Hacker News new | ask | show | jobs
by Alifatisk 930 days ago
> One warning to note is that gron burns RAM. I've killed 32GB servers working with 15MB JSON files.

That sounds seriously like there is something wrong with the tool

1 comments

I think it's because Go's encoding/json package doesn't support incremental parsing.
It does - I patched that into my local fork of `gron` two years ago.
Just done a test with my 800MB stress test file.

`jq`: 1m26s 21G resident

`mygron -e --no-sort`: 18m14s 19M resident

`gron --no-sort`: 1m51s OOM killed at 54G resident

Can you try https://github.com/adamritter/fastgron as a comparision?
`fastgron`: 8.5s 2.2G resident

edit: Interestingly whilst doing this test, I piped the output into `fastgron -u` (39.5G resident) and `jq` rejected that. Will have to investigate further but it's a bit of a flaw if it can't rehydrate its own output into valid JSON.

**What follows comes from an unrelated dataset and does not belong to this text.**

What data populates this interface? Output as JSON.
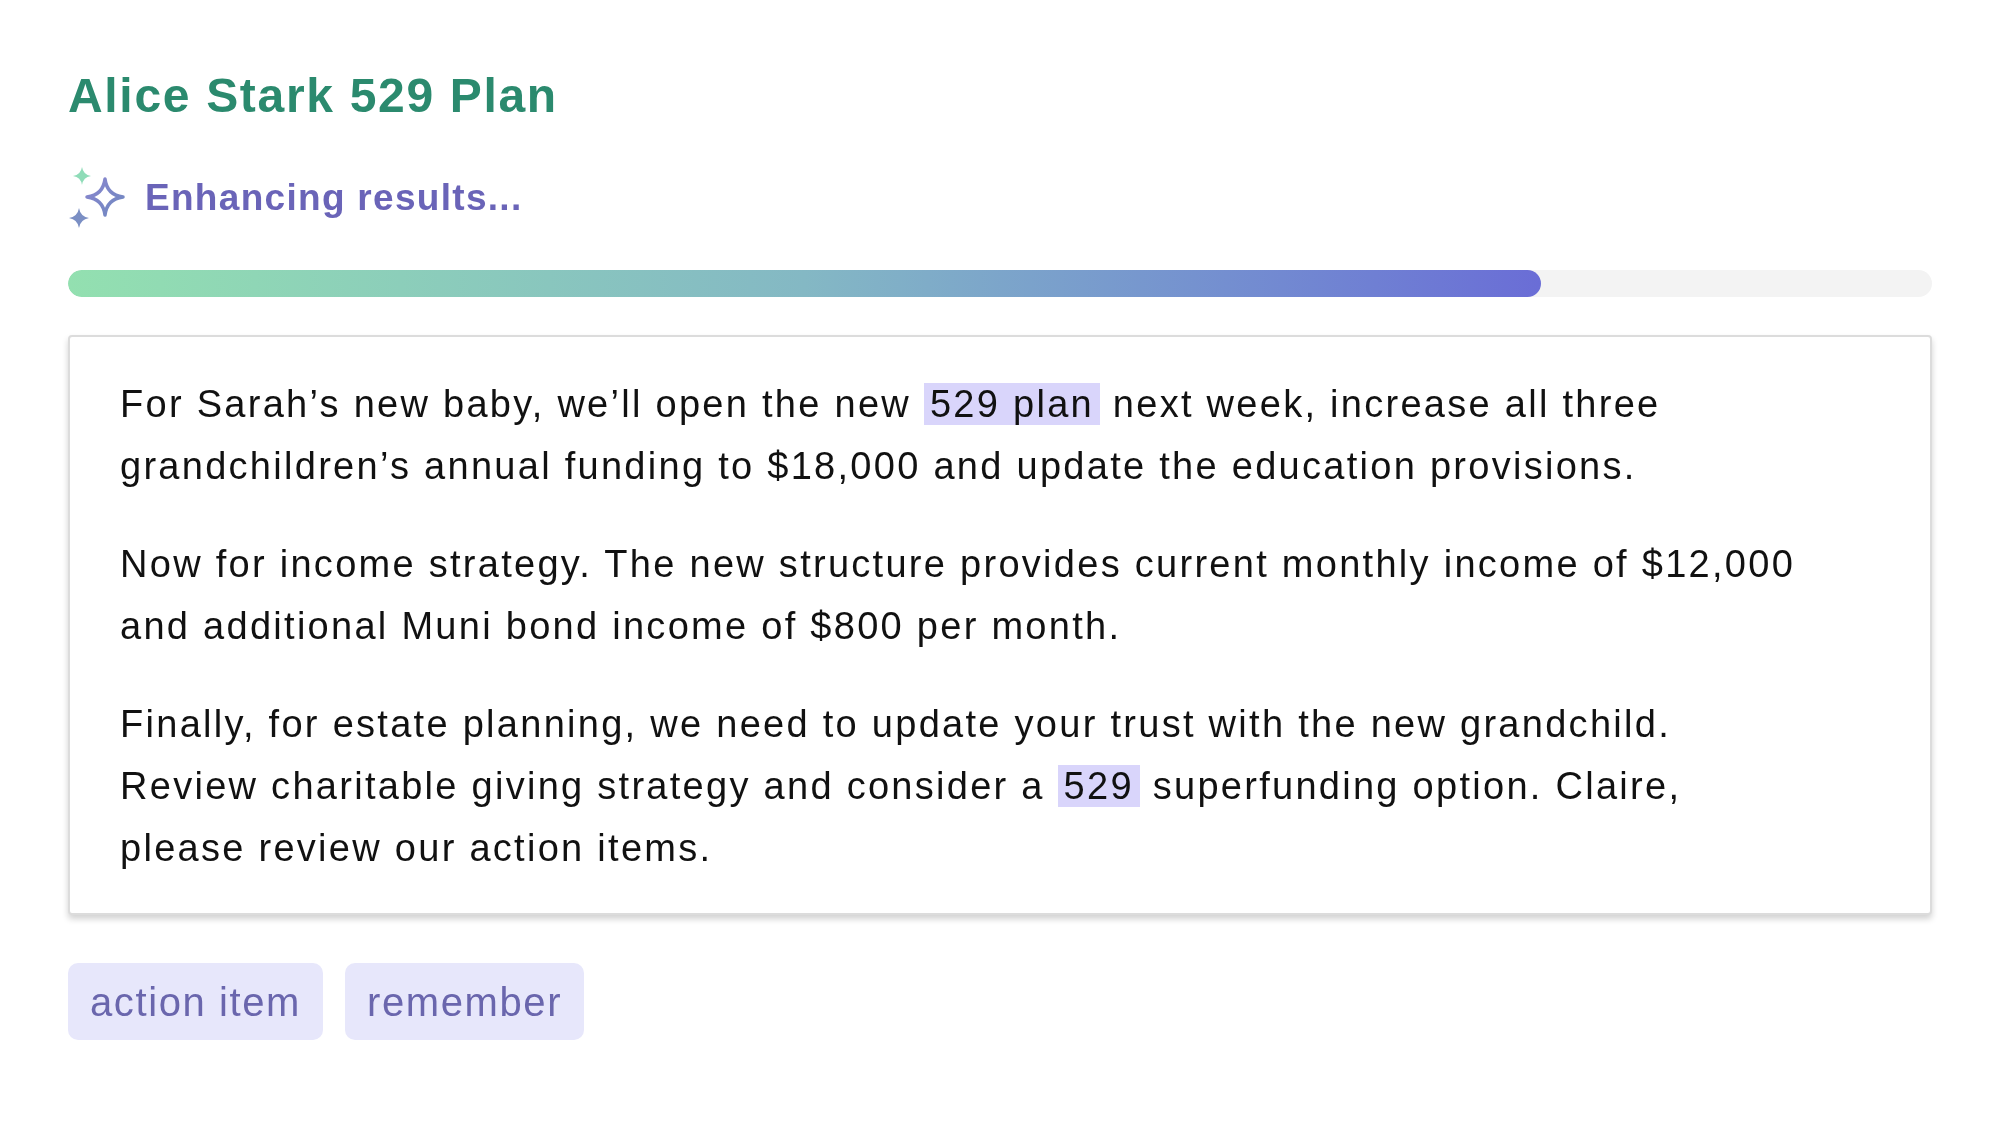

I released fastgron v0.7.5 which contains fixed in string escaping. Could you please take another look?
Thanks, it's a clear bug. I created a new issue for it: https://github.com/adamritter/fastgron/issues/19
> `gron --no-sort`: 1m51s OOM killed at 54G resident

Oh dear

If I remember correctly, it took a 128GB AWS EC2 to parse that file without OOMing. Go is not that efficient at deep multi-level size- and type-unknown data structures.
Thanks for the follow up. Is your fork public?
I think https://pkg.go.dev/encoding/json#Decoder do support steaming at least. Here is gojq's stream mode https://github.com/itchyny/gojq/blob/main/cli/stream.go
Is there an issue on this?